Da mesi cercava di capire come si vivesse l’Amore, dopo anni passati a cercare, dopo persone trovate e perse, dopo tanto tempo passato a cercare la persona.
Aveva viaggiato per tutto il Mondo, chiedendo ad ogni compagno, compagna di viaggio come si vivesse l’Amore.

Questa domanda lo assillava, lo tormentava.

Una settimana di tragitto tra monti e stambecchi, ammirando il fruscio delle foglie e dei fiumi e, finalmente arriva in questo piccolissimo villaggio, dove leggende lette nei libri e parole trafugate nei racconti ascoltati nelle locande, parlavano di questo uomo diversamente giovane che aveva tutte le risposte.
Per lui era il punto di arrivo di un lungo pellegrinaggio su un terreno asfaltato di domande e dubbi e, gli interessava poco il tempo che ci sarebbe voluto per incontrare questo saggio:
la domanda era la linfa che lo spingeva ad insistere.
Il saggio lo ricevette dopo un mese dal suo arrivo al villaggio:

“Cosa ti porta fin qui?”

“Una domanda che nasconde altre domande”

“O è più un insieme di domande a sorreggere la Domanda?”

“Si a dire il vero c’è una domanda che mi tormenta”

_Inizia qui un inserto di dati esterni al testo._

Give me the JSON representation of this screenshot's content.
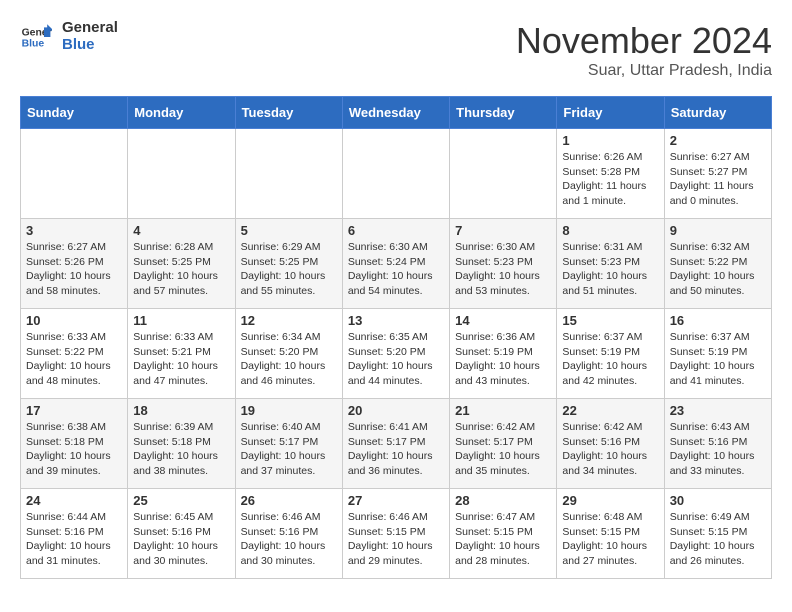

“La Verità è che sei tu a tormentarti, ma con la domanda errata.
O meglio non la poni a te stesso nella forma corretta.
E’ come se tu avessi tra le mani una splendida aquila; lei è capace di volare ma aspetta
un tuo cenno per spiccare il volo e, tu la obblighi a planare usando le ali come leva e a
sbattere le zampe come ali”

“Non capisco, ho fatto questa domanda a tantissime persone eppure nessuna ha saputo rispondermi!”

“Tutte queste persone sbattevano le ali, ti rispondevano, ma tu pretendevi che usassero le zampe per volare,
arrabbiandoti perchè le parole ascoltate non corrispondevano alle parole desiderate, bramate dentro di te”

“Quindi non esiste risposta a questa domanda?”

“Quale domanda?”

“Come si vive l’Amore?”

“Ecco la tua Aquila!”

“In cosa non è corretta? E’ plausibile, nobile e salvifico capire come si vive l’Amore”

“Certo, l’Aquila è un animale meraviglioso ma usa le zampe come leva e le ali per volare.
La domanda non ha la forma corretta. Non come si vive l’Amore, ma cos’è l’Amore!

“Ma è la stessa cosa! Oppure no? Dannazione, ora provo più confusione di prima di arrivare qui”

“Ovvio, tu vuoi essere uno spettatore del Volo dell’Aquila, vuoi sapere solo come funziona, avere risposte,
ma non cercare; invece sei il Vento che sorregge l’Aquila, sei il terreno per spingere in aria le sue zampe,
il Sole che la illumina, le piume che daranno direzione al suo Volo”

“Ma io sono solo un essere umano!
Cos’è l’Amore? (disse strozzando il pianto in gola)
Cos’è l’Amore? (disse urlando)
Voglio saperlo ora!”

“L’ Amore sta parlando con me ora…tu sei l’Amore, sei parte di Esso.
Se l’Aquila vola, anche una sua singola piuma la accompagna nel farlo!
E’ lì a garantire la virata, a proteggerla dal freddo invernale e dal Sole cocente.
Aquila e piuma sono interconnesse, l’una senza l’altra è spacciata.

“Ed ora cosa faccio?”
“Smettila di fare e comincia ad amare. Oggi hai imparato a spiccare il volo…Vola!”